R VS PYTHON MACHINE LEARNING
Python has a strong advantage in machine learning due to its extensive libraries, such as PyTorch, Scikit-learn, TensorFlow, SciPy, Keras, and many others.
These libraries are widely used for developing complex machine learning models, such as neural networks, decision trees, and support vector machines
These Python libraries make it easy to develop machine learning models and provide excellent performance. Python’s syntax is also more straightforward than R’s, making it easier for beginners to learn.
However, R has a growing collection of machine learning packages, such as CARET and MLR, that provide a streamlined approach to machine learning.
These packages make it easy to create models and evaluate their performance.
R has some advantages in the field of statistics. It has an extensive collection of statistical libraries, such as ggplot2, dplyr, and tidyr, which are specifically designed for data analysis and visualization.
R VS PYTHON FOR DATA ANALYSIS
R has been the go-to language for statistical analysis and data visualization for many years. It has a vast collection of packages that are specifically designed for data analysis, such as ggplot2, dplyr, and tidyr.
These packages provide an easy-to-use syntax for data wrangling and visualization, making R an excellent tool for exploratory data analysis.
R is also great for working with large datasets and performing complex analyses.
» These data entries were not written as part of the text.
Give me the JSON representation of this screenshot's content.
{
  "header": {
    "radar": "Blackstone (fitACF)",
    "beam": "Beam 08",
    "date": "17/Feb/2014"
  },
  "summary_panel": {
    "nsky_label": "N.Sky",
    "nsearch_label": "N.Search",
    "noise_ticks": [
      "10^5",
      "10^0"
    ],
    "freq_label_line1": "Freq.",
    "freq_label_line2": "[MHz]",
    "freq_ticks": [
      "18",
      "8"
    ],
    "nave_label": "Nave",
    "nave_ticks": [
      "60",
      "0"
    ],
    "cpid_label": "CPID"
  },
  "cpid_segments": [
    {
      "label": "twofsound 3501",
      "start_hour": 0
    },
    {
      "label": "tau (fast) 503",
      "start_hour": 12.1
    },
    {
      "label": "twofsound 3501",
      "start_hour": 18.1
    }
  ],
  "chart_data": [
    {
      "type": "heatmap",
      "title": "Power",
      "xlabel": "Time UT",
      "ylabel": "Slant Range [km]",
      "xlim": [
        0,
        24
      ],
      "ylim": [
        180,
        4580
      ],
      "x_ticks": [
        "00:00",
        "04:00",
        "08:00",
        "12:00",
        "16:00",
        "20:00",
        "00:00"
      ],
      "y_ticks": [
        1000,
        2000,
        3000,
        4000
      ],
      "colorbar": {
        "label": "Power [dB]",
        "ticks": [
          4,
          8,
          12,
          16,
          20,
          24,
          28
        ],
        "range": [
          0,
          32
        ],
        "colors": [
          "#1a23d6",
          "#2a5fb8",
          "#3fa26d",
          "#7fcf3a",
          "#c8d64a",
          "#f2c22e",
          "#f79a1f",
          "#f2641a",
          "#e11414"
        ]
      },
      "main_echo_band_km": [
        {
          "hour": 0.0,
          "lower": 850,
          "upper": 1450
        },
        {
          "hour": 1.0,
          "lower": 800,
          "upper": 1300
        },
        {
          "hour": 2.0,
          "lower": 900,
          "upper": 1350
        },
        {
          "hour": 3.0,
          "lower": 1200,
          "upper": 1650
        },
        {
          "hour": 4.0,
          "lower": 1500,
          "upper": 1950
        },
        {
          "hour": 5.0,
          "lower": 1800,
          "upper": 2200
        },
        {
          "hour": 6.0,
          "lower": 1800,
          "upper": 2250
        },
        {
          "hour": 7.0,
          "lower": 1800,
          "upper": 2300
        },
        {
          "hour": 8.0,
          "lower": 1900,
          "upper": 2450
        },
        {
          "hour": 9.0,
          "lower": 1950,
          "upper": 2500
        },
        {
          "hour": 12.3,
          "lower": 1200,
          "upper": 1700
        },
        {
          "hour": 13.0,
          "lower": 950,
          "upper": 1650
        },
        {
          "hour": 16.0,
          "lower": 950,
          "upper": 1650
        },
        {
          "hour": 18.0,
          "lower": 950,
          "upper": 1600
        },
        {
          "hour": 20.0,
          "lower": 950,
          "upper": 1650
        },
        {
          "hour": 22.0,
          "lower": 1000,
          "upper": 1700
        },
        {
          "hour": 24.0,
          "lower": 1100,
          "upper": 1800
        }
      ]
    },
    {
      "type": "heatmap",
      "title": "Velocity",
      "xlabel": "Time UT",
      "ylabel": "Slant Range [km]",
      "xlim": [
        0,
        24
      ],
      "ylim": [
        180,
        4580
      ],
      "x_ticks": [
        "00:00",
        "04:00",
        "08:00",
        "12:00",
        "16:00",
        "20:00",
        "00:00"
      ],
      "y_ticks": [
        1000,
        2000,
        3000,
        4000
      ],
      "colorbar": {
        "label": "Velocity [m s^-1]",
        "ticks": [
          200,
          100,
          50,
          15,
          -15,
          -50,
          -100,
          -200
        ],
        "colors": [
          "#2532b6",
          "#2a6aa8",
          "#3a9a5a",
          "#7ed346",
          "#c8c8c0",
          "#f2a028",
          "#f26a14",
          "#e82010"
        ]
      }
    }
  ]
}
In contrast, Python is more versatile and can be used for a wide range of applications. It has a lot of libraries for data analysis, such as Pandas, Matplotlib, and NumPy, which are easy to use and provide excellent performance.
SHOULD I LEARN R OR PYTHON
Once you have compared the languages and evaluated all the factors, you can choose which programming language to learn or use depending on the factors that are on your side and what you want to build.
If you are interested in statistical computing, data mining, data analysis, bioinformatics, data science, and machine learning, you should learn R.
If you want a popular language that you can learn easily, develop applications quickly, and work on machine learning, data science, automation tools, and web applications, you should learn Python over R.